Opinión

Echar un polvo

En el primer plato, pocas y muy corteses palabras. Se juega aún con la servilleta. Se cambian de sitio los tenedores o se elucubra sobre cual es verdaderamente el tenedor del pescado. En el segundo el  silencio es mayor. El silencio es esa música casi gregoriana que preside las mejores comidas.  Esta “soá”  que prepara Natalie está para chuparse los dedos. Perfecto me llena el vaso de mencía y protesto cordialmente mientras  asesino una rubicunda androlla con un tenedor de cinco dedos. Más vino. Un cabrito de cuatro kilos  nos  muestra un costillar de una manera obscena y provocadora. Por ello  nos lo zampamos en un periquete. 

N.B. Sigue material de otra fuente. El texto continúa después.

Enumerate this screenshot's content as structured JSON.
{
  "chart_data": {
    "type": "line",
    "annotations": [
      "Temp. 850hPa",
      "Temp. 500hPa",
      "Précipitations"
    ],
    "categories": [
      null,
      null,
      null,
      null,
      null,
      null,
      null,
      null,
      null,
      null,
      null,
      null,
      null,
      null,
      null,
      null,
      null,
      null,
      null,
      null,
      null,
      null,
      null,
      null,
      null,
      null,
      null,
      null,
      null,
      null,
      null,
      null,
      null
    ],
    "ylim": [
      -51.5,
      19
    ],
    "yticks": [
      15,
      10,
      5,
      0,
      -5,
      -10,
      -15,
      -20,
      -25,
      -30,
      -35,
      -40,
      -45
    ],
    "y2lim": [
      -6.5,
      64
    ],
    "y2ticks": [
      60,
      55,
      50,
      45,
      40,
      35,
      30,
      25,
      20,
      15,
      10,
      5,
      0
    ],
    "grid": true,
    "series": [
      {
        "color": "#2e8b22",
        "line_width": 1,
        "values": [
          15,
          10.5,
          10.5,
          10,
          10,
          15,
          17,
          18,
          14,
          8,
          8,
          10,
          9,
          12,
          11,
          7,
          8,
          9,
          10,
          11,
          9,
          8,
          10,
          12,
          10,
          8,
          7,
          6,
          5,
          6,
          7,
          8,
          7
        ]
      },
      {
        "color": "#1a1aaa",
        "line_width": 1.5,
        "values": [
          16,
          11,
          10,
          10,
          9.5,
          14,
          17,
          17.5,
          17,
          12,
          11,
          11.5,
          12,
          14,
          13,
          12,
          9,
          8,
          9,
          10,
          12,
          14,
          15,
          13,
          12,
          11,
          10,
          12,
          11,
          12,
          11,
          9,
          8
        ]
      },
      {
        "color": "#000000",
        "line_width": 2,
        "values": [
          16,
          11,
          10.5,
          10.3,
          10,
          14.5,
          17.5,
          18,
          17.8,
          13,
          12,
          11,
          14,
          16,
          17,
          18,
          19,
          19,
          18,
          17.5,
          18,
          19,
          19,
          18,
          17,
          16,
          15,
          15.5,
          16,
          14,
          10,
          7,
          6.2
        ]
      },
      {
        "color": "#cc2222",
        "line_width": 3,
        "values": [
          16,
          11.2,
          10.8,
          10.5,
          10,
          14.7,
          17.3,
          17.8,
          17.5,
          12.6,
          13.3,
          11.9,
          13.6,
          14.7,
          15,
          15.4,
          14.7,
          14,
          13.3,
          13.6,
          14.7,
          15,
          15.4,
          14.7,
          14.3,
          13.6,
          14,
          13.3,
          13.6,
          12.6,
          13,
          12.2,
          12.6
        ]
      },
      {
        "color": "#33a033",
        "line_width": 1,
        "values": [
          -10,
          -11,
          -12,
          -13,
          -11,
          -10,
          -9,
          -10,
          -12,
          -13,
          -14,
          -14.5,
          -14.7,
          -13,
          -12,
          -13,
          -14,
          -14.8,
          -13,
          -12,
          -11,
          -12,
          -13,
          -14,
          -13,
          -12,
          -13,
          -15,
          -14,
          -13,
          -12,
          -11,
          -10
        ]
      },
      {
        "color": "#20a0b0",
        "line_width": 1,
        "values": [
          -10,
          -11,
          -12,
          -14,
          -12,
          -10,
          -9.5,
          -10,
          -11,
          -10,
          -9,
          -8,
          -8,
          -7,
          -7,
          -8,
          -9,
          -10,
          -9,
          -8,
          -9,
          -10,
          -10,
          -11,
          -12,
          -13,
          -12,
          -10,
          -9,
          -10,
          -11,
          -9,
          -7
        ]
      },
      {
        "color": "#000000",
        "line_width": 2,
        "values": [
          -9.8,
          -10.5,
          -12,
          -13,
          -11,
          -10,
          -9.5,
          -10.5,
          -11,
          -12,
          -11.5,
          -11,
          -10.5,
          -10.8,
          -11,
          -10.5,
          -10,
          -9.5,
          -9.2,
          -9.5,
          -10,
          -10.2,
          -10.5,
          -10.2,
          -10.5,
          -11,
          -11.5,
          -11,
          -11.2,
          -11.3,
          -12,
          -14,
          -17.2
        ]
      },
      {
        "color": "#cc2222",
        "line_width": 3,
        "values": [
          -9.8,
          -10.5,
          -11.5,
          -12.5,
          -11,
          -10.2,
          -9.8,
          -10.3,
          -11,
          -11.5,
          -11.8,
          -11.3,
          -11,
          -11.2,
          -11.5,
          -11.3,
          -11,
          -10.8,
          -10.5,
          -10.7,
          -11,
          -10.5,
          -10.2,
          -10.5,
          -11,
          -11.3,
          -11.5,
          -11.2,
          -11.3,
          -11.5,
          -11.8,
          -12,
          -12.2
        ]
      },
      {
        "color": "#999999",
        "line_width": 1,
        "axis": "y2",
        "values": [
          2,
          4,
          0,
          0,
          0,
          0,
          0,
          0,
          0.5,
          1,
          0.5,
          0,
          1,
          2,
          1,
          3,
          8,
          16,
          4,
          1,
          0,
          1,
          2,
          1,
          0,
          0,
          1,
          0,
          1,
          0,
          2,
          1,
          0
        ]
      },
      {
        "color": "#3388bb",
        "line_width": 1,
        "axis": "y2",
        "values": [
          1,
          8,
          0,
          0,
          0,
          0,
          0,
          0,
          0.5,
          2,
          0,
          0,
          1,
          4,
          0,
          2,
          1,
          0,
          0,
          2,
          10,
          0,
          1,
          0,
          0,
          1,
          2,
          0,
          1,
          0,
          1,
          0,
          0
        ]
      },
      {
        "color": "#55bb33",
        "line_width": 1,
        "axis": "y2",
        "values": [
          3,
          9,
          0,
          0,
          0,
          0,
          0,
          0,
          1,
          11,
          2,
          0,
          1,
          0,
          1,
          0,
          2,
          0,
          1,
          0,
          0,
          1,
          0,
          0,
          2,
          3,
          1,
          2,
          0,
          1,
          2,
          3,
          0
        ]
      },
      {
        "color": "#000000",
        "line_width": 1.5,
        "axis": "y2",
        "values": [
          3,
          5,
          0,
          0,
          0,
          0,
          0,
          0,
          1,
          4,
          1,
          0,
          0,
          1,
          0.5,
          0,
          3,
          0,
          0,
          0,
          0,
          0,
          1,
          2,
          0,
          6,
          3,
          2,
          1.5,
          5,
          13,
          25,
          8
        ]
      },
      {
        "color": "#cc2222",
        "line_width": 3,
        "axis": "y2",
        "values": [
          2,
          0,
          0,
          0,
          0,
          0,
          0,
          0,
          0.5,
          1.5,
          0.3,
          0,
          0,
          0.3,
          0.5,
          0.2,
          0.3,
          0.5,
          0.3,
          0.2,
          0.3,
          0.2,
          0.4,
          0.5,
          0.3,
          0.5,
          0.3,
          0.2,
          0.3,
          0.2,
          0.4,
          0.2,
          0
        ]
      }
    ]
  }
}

Sea como fuere, llegamos a aquel espacio en el que el vino, el café  y dos chupitos, nos han hecho amigos eternos, cantores de bodega y comedores de natillas y bica de Trives. Ya no hay silencio, lo hemos despatarrado.  Máximo y su señora ríen y hablan. Se mezcla la risa con nuestras ocurrencias y  bobadas. Ahí percibimos Ceferino y yo que con unas ricas viandas somos capaces de firmar la rendición de Breda. Me pregunto si debo escribir sobre esta comida en mi columna del jueves, no sea que Rosita y Celia  vayan a llamarme “bocas” por lo indiscreto. Claro… las cosas de comer y también las del sexo, han de quedarse, decía el gran maestre, en el secreto del refectorio o del catre. Para quedar bien con Pedro y su señora, español y francesa, dueños  del “Trancallo”, iniciamos una conversación sobre algo que se nos ocurre de origen muy francés: el rapé.

En el siglo XVII y XVIII los aristócratas  iniciaron la costumbre de consumir rapé. A ustedes, gente culta donde las haya, no voy a explicarles yo sobre aquel polvillo nicotínico  que hacía las delicias de la gente pudiente. Al subir a sus carruajes hacia sus reuniones para consumir el rapé, gritaban para que les oyesen bien los criados: “¡Vamos a echar un polvo!”.  Pretendían provocar, de esa forma, la envidia de los pobres  miembros del vulgo.  Se vanagloriaban de cosas que sólo ellos podían hacer.  

Y… las criadas y lacayos, primero intentaron descubrir el misterio de tales reuniones para iniciados, pero luego, percatados de que lo importante era que no estaba el amo, aprovechaban  para divertirse. Y si sus señores volvían, qué pena, antes de tiempo y les preguntaban: ¿Qué estáis haciendo? Ellos, sin dudarlo, también contestaban a la moda del XVII: “Echando un polvo”.

Les digo a mis compañeros de “cachucha” que es bueno que mantengamos la compostura. Apostillan que los antiguos señores tenían, ya desde la Edad Media, lo que  llamaban derecho de pernada. Pedro, el anfitrión, intenta reconducir aquello y habla de otro derecho que también les asistía: el derecho a yantar. El rey y los grandes tenían el derecho a comer y beber “allí por donde pasaren”. Tanto es así que Alfonso XI de Castilla,  ante las quejas de los villanos, legisló  que el gasto que hiciesen  “por la patilla” no fuese superior a 600 maravedís. Un alivio…

Salimos de Mourisca en coche. Mery me pone en la radio un podcast apropiado a mi pecado de gula. El Doctor Revuelta, avezado locutor valdeorrés, explica con tono aseverativo que las comidas y las bebidas no han de ser copiosas.

 Es tarde ¿verdad? Le digo por cambiar de tema. “Algo tarde corazón”, me dice, mientras me mira cómplice y esquiva.